The different communities that make up Cuzco express their Spanish and Quechua identities through costume and dance.  Groups make their way down the city streets and end up at the Plaza de Armas where the statue of Pachacuti reigns.

Quechuan children arrived from villages all around Cuzco.

A mother adjusts her daughter’s elaborate Quechuan outfit.

Dressed as caballeros, these little boys carry a lasso. The girls wore purple dresses and hats.The young boys and girls are paired together.

Here the girls tied a rope around the boys’ waist and trotted them around in a circle. This was part of a dance class and the children are in western clothes.  Dress rehearsal without the dress.

Girls danced around the kneeling boys carrying a serape.

Older boys and girls were very energetic.

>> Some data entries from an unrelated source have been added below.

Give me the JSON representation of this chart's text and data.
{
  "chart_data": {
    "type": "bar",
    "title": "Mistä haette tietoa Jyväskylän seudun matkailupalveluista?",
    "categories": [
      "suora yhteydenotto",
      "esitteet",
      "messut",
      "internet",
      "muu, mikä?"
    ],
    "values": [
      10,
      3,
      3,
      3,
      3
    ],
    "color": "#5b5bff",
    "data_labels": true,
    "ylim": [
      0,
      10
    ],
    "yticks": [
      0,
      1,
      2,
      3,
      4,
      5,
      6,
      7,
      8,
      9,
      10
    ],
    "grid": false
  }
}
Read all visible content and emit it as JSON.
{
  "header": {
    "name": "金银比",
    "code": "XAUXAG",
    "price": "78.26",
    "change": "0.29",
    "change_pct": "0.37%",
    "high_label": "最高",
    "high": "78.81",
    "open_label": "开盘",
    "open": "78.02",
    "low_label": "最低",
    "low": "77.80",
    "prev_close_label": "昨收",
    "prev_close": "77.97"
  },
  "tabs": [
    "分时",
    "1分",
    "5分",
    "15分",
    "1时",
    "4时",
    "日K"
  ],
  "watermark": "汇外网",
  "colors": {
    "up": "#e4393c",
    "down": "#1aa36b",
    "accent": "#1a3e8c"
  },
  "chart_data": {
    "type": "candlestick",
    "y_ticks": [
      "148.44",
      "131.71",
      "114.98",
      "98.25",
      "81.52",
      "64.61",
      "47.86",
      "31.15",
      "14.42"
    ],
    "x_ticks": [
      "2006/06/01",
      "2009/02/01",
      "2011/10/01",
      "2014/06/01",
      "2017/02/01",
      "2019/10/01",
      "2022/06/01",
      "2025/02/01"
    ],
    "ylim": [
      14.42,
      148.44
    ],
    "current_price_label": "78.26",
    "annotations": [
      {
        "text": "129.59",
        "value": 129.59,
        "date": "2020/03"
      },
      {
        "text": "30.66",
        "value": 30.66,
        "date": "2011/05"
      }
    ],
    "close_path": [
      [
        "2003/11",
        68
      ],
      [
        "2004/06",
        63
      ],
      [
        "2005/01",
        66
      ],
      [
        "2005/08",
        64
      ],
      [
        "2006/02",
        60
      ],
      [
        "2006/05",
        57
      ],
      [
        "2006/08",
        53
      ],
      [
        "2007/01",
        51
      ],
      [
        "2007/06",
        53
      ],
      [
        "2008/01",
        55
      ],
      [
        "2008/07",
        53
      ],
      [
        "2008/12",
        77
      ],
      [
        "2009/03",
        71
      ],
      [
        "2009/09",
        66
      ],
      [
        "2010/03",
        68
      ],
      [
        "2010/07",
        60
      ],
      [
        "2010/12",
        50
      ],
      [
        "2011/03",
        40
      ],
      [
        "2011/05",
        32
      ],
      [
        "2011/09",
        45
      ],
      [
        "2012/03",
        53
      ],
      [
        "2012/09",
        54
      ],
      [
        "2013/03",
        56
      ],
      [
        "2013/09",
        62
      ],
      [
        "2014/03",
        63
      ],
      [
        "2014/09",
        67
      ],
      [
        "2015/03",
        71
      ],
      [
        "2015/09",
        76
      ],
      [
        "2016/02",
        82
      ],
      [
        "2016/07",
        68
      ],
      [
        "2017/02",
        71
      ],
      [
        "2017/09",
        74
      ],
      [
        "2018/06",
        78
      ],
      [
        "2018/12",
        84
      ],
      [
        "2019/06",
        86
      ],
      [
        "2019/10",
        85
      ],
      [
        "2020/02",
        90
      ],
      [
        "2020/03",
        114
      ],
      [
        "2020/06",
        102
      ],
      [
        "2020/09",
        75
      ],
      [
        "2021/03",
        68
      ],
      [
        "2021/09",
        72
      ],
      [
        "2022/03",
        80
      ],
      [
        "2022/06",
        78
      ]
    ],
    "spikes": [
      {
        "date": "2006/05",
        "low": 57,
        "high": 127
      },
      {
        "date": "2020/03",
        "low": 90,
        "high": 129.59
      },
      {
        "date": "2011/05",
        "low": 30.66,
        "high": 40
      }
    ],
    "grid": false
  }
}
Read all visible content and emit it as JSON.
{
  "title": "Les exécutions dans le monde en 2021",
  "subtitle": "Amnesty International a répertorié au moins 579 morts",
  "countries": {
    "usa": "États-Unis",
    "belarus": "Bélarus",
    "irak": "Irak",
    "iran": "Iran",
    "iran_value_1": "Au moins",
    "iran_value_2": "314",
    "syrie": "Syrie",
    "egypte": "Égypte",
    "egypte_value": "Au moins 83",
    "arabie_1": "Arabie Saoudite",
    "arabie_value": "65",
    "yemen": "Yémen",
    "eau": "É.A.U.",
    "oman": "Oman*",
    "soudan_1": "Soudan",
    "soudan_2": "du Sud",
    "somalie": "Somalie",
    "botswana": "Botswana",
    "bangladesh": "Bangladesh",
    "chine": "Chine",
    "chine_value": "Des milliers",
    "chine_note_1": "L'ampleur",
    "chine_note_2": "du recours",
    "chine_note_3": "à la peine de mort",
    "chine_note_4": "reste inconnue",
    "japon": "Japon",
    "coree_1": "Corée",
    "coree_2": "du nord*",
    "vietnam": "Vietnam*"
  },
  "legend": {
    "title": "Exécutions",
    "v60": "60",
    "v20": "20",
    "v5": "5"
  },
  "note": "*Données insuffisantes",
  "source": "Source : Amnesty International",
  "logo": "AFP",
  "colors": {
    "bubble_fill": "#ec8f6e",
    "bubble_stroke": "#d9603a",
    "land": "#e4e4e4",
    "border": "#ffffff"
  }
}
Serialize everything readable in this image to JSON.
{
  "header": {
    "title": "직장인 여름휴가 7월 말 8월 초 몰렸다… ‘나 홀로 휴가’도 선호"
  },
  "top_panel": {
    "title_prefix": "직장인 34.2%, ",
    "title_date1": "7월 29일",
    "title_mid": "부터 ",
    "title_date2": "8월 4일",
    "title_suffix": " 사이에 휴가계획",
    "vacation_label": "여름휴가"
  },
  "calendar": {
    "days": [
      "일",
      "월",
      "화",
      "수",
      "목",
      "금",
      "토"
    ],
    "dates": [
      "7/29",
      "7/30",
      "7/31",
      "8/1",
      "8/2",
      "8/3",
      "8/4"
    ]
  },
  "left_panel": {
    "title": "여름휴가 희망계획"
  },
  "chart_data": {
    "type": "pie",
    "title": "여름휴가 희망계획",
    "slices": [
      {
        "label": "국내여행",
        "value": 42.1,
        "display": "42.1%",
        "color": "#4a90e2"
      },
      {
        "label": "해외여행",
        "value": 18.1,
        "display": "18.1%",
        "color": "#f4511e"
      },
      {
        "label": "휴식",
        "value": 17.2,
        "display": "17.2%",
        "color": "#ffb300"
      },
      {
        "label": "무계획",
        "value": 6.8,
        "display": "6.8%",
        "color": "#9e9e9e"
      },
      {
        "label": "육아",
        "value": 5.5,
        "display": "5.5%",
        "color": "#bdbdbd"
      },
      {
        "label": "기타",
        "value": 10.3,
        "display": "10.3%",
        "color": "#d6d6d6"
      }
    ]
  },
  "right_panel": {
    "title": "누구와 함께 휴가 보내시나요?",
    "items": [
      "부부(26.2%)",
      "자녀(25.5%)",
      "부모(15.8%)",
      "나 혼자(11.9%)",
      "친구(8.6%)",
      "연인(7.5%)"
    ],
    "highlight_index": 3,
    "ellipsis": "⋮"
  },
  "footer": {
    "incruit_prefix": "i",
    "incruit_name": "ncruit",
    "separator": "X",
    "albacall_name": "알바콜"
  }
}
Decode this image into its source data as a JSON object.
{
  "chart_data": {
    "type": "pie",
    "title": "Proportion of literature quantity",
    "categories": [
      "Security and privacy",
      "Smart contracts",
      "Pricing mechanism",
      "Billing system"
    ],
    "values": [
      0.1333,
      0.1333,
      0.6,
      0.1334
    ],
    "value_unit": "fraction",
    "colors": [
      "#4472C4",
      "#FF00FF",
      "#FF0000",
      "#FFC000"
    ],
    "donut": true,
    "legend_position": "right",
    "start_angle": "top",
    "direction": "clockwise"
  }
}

The teen-age dancers acted out a more explicit courtship routine involving hugging and kissing.

The dance ended with the girls pushing the boys down and sitting on them, to the beat of the drum. 

The next day was Sunday and our last day. We followed the crowd from the Cusco Cathedral to the huge, bustling San Pedro market. Mostly everyone was in native dress.

Crowd in the Plaza

Standing on line to get into the market, these women are wearing the distinctive hat of the “independent woman”.

Young girls apply western style make-up.

San Pedro Market

Woman selling meats explained,”My dog guards the bones. He’s wearing a turtle neck sweater because he gets cold from the ice.”

Popular meats are llama and alpaca served grilled, in stews and as carpaccio. Very delicious.

Woman peeling fruit.

The soup bar.

Giant snails are a delicacy.

Women selling juices made to order vie for attention.

How all the clothes get made. There are seamstresses like this woman throughout the city.

This photograph of a llama marks the end of our trip to Peru, which we enjoyed very much. Thanks for coming along with us.